Vale sempre recordar que cada um dos 513 deputados e 81 senadores custa mais de 7 milhões de reais por ano, segundo dados da União Interparlamentar. Um deputado ganha R$ 33.763,00 de salário, tem uma cota para o exercício da atividade parlamentar (imaginem só!) de R$ 45.615,53 e R$ 106.866,59 para a contratação de 25 secretários (com direito a rachadinha?), entre outros penduricalhos de arrepiar os cabelos, como auxílio moradia de R$ 4.353,00, mais seguro saúde “premium plus”, aposentadorias, etc. etc. Até barbeiro e manicure têm de graça. Uma verdadeira e profunda reforma política (ou uma nova Constituição, como propugna o jurista Modesto Carvalhosa) não seria a verdadeira prioridade número 1 do Brasil que desejamos para o futuro? Com nosso sistema de voto proporcional jamais teremos um Parlamento que realmente nos represente.

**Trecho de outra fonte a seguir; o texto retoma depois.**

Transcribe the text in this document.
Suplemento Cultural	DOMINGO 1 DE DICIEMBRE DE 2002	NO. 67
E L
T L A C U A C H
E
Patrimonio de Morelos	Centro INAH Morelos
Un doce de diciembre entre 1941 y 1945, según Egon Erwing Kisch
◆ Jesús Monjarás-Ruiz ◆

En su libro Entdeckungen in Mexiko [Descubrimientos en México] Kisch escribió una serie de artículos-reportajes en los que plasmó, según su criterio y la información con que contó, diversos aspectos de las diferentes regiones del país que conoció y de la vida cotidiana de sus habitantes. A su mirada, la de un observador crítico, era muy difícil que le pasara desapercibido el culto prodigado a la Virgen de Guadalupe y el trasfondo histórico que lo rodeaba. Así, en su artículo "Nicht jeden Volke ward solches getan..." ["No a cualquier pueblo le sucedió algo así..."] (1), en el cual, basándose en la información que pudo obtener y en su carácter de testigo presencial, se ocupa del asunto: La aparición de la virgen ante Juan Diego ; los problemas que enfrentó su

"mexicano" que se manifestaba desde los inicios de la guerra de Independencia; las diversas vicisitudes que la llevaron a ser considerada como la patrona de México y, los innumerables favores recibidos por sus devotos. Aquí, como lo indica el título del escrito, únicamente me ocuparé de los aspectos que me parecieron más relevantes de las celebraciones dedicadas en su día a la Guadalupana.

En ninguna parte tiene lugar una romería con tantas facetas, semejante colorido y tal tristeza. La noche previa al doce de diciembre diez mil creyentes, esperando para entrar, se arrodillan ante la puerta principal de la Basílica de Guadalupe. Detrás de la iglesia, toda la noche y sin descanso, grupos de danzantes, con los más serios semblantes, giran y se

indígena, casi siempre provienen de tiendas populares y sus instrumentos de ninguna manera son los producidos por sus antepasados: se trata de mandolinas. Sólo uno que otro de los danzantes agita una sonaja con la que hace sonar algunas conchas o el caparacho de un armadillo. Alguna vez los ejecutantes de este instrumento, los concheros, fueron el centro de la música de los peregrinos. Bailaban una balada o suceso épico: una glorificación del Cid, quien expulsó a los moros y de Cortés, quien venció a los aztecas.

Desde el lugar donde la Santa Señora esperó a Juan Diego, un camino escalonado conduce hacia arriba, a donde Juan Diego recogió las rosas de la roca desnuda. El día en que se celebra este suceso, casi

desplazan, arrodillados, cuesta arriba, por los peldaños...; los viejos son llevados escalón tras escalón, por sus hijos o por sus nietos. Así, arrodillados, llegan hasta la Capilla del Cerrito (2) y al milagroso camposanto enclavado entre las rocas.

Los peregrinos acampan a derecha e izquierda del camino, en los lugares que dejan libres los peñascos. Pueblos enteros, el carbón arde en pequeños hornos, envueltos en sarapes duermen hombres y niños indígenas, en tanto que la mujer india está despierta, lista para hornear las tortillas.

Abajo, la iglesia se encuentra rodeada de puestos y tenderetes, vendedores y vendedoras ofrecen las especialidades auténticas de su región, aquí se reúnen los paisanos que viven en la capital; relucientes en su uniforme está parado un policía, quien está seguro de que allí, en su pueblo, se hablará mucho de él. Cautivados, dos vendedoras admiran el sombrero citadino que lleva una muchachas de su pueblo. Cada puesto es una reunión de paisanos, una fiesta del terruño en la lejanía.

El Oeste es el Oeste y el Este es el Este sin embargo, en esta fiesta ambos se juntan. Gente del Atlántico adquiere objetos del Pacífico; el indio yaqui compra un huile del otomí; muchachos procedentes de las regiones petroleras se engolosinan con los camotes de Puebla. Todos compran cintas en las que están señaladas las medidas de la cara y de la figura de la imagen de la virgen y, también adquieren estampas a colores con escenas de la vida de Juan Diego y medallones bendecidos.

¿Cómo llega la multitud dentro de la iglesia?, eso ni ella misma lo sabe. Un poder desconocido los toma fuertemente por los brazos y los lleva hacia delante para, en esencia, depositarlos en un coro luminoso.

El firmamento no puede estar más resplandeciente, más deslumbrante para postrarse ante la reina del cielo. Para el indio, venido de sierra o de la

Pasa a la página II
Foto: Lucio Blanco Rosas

Quanto ao cartel dos bancos, a munição de boca é enorme. Onde estão os bilhões que o Banco Central lhes proporcionou, entre outras coisas, com a expressiva diminuição do empréstimo compulsório para aumentar sua liquidez e para que proporcionassem empréstimos mais rápidos, mais fáceis e mais baratos para quem precisa neste momento de crise? Esse dinheiro até hoje não chegou à ponta. Tente pedir um empréstimo que você vai sentir na própria carne com quantos paus se faz uma canoa. Um empresário amigo meu me disse que se ele tivesse todas as garantias que o banco exigia ele não precisaria do empréstimo. Burocracia infernal, procrastinação e juros altos são o que não falta. Ao invés de democratizar o crédito, o que as nossas aguerridas instituições financeiras fazem é entesourar a grana, venha ela de onde vier (das ricas tetas do governo, dos empresários e de nós, pobres mortais conhecidos como pessoas físicas). Certamente para recomprar ações na baixa e engordar ainda mais o seu lucro indecente. Meu saudoso amigo Joelmir Betting escreveu um best-seller tupiniquim (best-seller no Brasil é vender mais que míseros 5 mil exemplares): “Os Juros indecentes”. Hoje, apesar dos juros continuarem indecentes a despeito da taxa SELIC ser a mais baixa da nossa história, ele provavelmente mudaria o título de sua obra para “Os lucros indecentes”. O lucro líquido dos 4 maiores bancos brasileiros com ações na bolsa – Itaú, Bradesco, Banco do Brasil e Santander, cresceu 18% em 2019, somando pornográficos 81,5 bilhões, 22,5% sobre o valor do seu patrimônio enquanto o mais invejável banco de investimentos de Wall Street, o Goldman Sachs, está se esforçando para ganhar 9%. Este é o resultado do nosso cartelizado sistema financeiro imune à concorrência. Não existe país do mundo onde, nesse setor, a competição seja tão baixa. Aqui eles fazem o que querem, “duela a quem duela”, como diria Fernando Collor.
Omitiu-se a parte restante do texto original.